As far as I'm concerned I'm just like anybody who played with Elvis or Michael, and I find myself in the same position. I worked with a legend for a long time, and I've secured my place in music history, but that's just that. What do you do now? It's about helping people, and it's about paying forward what you've learned. World Symphony for Peace is about uniting musicians and people around the world around a common cause, which is music and peace and love. That's what Prince was about, and that's what we want to be about.

What do you hear about Minneapolis in other parts of the world, particularly with your World Symphony for Peace project?
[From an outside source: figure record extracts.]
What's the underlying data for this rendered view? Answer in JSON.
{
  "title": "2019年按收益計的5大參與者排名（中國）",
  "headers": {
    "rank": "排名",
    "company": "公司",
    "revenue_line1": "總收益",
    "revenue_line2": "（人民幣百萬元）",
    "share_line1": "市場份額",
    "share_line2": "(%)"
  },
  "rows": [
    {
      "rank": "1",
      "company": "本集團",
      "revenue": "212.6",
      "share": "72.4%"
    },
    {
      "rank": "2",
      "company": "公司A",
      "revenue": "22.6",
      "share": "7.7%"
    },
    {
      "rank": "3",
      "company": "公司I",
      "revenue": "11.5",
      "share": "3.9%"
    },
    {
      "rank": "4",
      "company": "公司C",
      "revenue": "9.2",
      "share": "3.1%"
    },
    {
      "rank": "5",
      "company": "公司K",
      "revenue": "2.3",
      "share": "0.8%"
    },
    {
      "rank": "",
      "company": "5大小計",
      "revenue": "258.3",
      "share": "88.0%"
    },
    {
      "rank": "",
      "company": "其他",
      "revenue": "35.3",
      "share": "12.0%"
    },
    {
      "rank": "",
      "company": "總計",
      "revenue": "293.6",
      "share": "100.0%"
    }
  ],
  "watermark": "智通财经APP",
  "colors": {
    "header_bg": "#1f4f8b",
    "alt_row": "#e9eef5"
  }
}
I mean, Minneapolis now is a special place in the world. It's just like Graceland, it's just like Memphis, it's like all other places where great artists came from. He put the city on the map, and I think as long as there's a planet Earth, Minneapolis will be remembered for Prince. Purple will be remembered for Prince, anyway you see it. It's like a bat signal to the world that reminds you: You can't look at purple and not think of Prince. He's done an incredible thing for the city, for the state, for the world, and I'm personally proud to be part of a legacy like that, and to have worked with somebody who's such a staple in the music business and history.

Moving forward, I think there's a lot of inspiration to be taken from what he did, and I think his music will stand the test of time as well. We have an incredible body of work, and so much music that people haven't heard that'll be out-hopefully. It's the gift that'll keep on giving, and the people who work with him and the people who were inspired by him need to walk in the footsteps he did with music. He did a great thing and helped a lot of people. I can't count how many people have come up to me playing out with Prince that said, "His music saved my life. I was gonna commit suicide, I was gonna do this, and his music got me through this situation..." I can't count how many people have said that to me, which is remarkable. They don't even know him, they just know his music. And yet they were inspired by him. He could save their lives, and he wouldn't know anything about it.

If your work saves one life, then you would have amounted to something. And that's just the people who were able to tell me.

His music has really taken on a life of its own after his death.


What's the importance of exposing newer generations to Prince?

It keeps him alive. I asked Prince one day, I said, "Prince, what do you think is the thing you do the best, man? Because you do so many things well." And he just put his hands on his head and looked at me, "You know what Morris? At the end of the day, I'm a poet. I like lyrics. I hate bad lyrics, man." It don't matter what era, what sound, or whatever. If you stripped his words out of his music and you just read it, it's always something good. His lyrics were always great, because he was always soulful about it.

When people can read these words and understand what it means to be a poet-somebody who can look at life and translate what he sees, and put his heart out with things that happened to him-people can relate to these things. And that's a timeless thing. You know, ain't nothing new under the sun, man. People deal with the same problems, love and break-ups, and hate, and all kinds of stuff. Those are things that are still going to be important in the future. If people can learn from history, they can learn from music.

Then what are your favorite Prince lyrics?

I love Ballad of Dorothy Parker, I love The Question of U. I love so many things. Adore. There's so many songs that are so great. Planet Earth is one of my favorite songs, just because of what he's saying. I love Dreamer. He told me he was watching Dick Gregory and he just came up with the lyrics. He says, "A race to what, and where we goin' / We in the same boat, but I'm the only one rowin'." That was powerful to me. Everybody's talking about race, and it's like it don't matter, man. It's like, "Cut me, cut U / Both the blood is red." That's what he said in a song called Race. "Race / In the space I mark human / Race / Face the music / We all bones when we dead." And that's the point. That's the point.